五 文人小说与“奇书文体”

五 文人小说与“奇书文体”

为了能在本书导言的下一节里,重点研究上文提出的中间理论环节问题,在本节里,我首先要简单地介绍一下我的看法中的两个核心观念:其一可暂名之曰“文人小说”论,其二则不妨且称之为“奇书文体”说。

先谈“文人小说”论。我的“文人小说”观念既是尝试针对20世纪学术界流行的“通俗文学”说,提出的一个反论;也是尝试对明清读书人视小说为“文人”之作的高见,进行的一番现代化的反思和重建。

前文曾经谈及,明清长篇章回小说的“通俗文学”说的成立,实始于五四运动前后,而尤得力于胡、鲁、郑三巨头的提倡。胡适对《水浒传》《西游记》等书的一系列考证文章的基础,就是基于它们是通俗文学的信念。鲁迅又说:“元明之演义,自来盛行民间,其书故甚伙,而史志皆不录。唯明王圻作《续文献通考》,高儒作《百川书志》,皆收《三国演义》及《水浒传》,清初钱曾作《也是园书目》,亦有通俗小说《三国志》等三种。”[1]鲁迅的说法,今人奉为佳圭,但细品其文意,其实不过是一种推测之词而已,代表了五四时代尊白话贬文言和重小说轻诗文的一种共同的思潮。

郑振铎在他的名著《中国俗文学史》和《插图本中国文学史》里也开宗明义地提出,明清长篇章回小说的源头是民间文学,并且确定,它最初出之于宋代的“讲史”。元、明、清之际,“讲史”和“平话”渐渐演变为一种可以广泛而深刻地反映社会历史生活的新文体,既有历史故事,如《三国演义》《五代史》;也有英雄的历险,像《西游记》《水浒传》;甚至还有社会人间的日常生活,如《金瓶梅》等等。郑氏从而把中国古典长篇小说几百年间的题材变化,概括为一个由“历史”而“英雄”而“平民”的历程。郑氏所设想的这一“平民化”的历程,进一步支持了他的“俗文学”理论框架。郑氏认为所谓“俗文学”,一定要以平民大众为读者对象的“口传文学”为基础,往往是无名氏的集体创作,糅合各种来自市井里巷的歌调、体裁和风物,才能拥有强大的生命力,形成前无古人的风格。[2]从这种设想出发,他把明清章回小说看成是代复一代无名氏口耳相传的写本。

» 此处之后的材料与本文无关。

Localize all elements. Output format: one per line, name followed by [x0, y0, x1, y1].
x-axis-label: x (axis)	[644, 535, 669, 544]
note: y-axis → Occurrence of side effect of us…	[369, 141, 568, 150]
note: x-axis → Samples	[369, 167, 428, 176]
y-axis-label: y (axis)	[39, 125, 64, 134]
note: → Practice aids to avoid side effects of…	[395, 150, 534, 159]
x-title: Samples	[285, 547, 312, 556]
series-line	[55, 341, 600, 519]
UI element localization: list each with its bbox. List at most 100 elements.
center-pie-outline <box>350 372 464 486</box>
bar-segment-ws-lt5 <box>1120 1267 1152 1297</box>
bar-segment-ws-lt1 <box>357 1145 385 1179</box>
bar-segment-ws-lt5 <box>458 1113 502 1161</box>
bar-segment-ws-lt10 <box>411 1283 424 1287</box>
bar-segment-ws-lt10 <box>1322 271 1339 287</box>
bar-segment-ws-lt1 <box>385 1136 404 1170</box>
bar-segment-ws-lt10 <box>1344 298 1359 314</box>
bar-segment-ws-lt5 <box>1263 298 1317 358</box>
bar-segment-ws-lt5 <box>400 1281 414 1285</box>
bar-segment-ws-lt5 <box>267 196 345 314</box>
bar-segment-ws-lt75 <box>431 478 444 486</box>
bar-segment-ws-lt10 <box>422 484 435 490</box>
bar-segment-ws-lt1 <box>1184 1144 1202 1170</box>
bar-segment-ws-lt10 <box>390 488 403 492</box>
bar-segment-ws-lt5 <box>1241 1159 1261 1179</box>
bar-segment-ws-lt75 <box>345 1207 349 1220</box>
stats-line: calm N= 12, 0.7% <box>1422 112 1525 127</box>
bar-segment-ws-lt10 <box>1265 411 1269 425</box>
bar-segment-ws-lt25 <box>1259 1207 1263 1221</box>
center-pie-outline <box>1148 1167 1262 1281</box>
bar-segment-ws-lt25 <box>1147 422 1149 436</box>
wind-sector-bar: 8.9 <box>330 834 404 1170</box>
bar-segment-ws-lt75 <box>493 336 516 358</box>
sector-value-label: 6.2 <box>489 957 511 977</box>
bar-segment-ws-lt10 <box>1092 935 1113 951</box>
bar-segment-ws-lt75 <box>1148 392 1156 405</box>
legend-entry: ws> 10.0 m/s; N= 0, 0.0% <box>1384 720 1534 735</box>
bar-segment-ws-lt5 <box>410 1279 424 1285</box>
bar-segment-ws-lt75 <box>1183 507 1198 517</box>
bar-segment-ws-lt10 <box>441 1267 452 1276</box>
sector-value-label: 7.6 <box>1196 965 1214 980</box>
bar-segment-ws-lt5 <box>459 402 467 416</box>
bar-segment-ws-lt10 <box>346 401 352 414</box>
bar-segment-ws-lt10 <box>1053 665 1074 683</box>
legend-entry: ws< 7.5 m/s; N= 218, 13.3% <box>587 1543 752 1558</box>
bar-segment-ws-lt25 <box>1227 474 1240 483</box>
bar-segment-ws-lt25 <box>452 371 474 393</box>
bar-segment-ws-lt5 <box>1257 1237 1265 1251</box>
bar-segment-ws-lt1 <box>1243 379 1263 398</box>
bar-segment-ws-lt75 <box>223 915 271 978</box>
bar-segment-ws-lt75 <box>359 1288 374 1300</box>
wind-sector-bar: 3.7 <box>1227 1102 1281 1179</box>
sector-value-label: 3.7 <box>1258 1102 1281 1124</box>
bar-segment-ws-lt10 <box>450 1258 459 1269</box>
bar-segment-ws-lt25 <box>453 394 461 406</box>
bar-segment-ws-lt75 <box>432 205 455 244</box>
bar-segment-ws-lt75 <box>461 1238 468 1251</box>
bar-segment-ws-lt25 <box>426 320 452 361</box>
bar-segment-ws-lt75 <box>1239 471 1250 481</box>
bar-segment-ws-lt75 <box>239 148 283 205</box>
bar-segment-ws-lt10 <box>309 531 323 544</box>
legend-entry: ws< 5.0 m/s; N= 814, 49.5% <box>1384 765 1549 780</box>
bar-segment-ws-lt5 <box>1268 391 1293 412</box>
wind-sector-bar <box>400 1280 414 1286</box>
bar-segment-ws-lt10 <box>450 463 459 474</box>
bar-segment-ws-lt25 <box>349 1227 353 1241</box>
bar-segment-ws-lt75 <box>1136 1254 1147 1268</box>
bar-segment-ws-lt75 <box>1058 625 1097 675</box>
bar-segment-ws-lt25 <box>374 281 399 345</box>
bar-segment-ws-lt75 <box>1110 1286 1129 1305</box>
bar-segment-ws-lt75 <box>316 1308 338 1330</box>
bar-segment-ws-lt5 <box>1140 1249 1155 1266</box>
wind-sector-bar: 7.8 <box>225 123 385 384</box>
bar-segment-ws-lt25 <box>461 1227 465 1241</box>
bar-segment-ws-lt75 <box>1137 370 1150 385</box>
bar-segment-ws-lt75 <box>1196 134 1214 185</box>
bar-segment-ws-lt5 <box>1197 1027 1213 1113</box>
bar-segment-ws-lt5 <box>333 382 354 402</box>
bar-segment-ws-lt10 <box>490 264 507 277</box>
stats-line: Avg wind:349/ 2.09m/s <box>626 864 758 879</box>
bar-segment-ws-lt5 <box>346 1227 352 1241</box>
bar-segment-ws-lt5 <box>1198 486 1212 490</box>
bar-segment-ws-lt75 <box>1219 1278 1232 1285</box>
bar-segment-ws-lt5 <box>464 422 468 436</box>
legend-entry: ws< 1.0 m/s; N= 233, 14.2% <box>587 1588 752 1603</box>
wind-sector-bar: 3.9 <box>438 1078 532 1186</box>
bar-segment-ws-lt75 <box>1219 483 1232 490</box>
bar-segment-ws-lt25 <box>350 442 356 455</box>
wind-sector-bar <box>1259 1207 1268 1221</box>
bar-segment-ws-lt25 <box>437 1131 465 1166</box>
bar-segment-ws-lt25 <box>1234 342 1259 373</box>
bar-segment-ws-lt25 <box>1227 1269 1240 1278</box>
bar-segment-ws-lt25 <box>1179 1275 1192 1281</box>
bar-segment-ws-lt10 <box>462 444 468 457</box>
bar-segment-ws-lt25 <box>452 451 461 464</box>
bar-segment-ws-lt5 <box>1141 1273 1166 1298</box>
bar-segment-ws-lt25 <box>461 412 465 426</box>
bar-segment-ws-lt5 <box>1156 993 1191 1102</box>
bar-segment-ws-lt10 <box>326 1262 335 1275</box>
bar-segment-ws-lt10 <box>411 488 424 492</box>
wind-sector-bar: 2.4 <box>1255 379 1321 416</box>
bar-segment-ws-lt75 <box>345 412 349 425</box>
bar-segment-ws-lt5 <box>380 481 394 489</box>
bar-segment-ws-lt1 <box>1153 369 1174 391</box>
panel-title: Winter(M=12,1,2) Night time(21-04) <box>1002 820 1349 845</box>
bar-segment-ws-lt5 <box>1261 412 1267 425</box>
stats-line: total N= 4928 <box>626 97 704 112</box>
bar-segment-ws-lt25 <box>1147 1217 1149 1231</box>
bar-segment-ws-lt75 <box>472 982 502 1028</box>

郑氏在他的上述名著里,运用翔实的资料,阐述他的论点,进而勾画了一幅从变文到讲史到话本到明清长篇小说的“中国叙事文学”的清晰发展图画。胡、鲁、郑三氏的观点影响了五四以后的几代学人,延续了大半个世纪,直到今天还余音宛在。其后的当代治中国小说史的学者,大都把明清长篇小说的出现,远托源于六朝志怪,而近归流于对宋元话本的模仿,进而根据后者而把它们纳入“俗文学”的框架之中。上述的小说史家们既然认定明清长篇章回小说是“俗文学”,便自然而然地把其中的“说书人”修辞手法——如开场的“楔子”,结尾的“欲知后事如何,且听下回分解”等等一一简单化地归结为话本的形式残余。[3]

我的基本观点和上述的小说史家们恰好相反。根据我的研究,明清长篇章回小说的六大名著与其说是在口传文学基础上的平民体创作,不如说是当时的一种特殊的文人创作,其中的巅峰之作更是出自于当时某些怀才不遇的高才文人——所谓“才子”——的手笔。我们不应忘记,“平民集体创作”说仅流行于20世纪的中国小说史研究界,而较古的明清学者却大部分都认为这些作品是文人的创作。我们不妨以《金瓶梅》为例,略作说明。《金瓶梅》的作者是谁?虽然在今天的学术界这仍是个谜,但当它在明末问世的时候却并不如此。沈德符读后相信,它是“嘉靖间某大名士”所作。这一位“某名士”经过几度推敲,被沈氏认定为王世贞。以《金瓶梅》的技术和才气而论,它只有出自王世贞这样的大文豪的手笔,方始不奇。[4]此说流行了三百余年,甚至近人鲁迅也说:“作者之于世情,盖诚极洞达,凡所形容,或条畅,或曲折,或刻露而尽相,或幽伏而含义,或一时并写两面,使之相形,变幻之情,随在显见,同时说部,无以上之,故世以为非王世贞不能作。”[5]虽然,明清两代关于长篇章回小说的“文人创作”说,绝不是无因之论,但是由于前人没有提出系统的理论和确凿的证据,我们在今天翻查明清小说批评的文献时,所能找到的最多也只是一些支持此说的一鳞半爪的印象式评语,或者语焉不详的推测而已。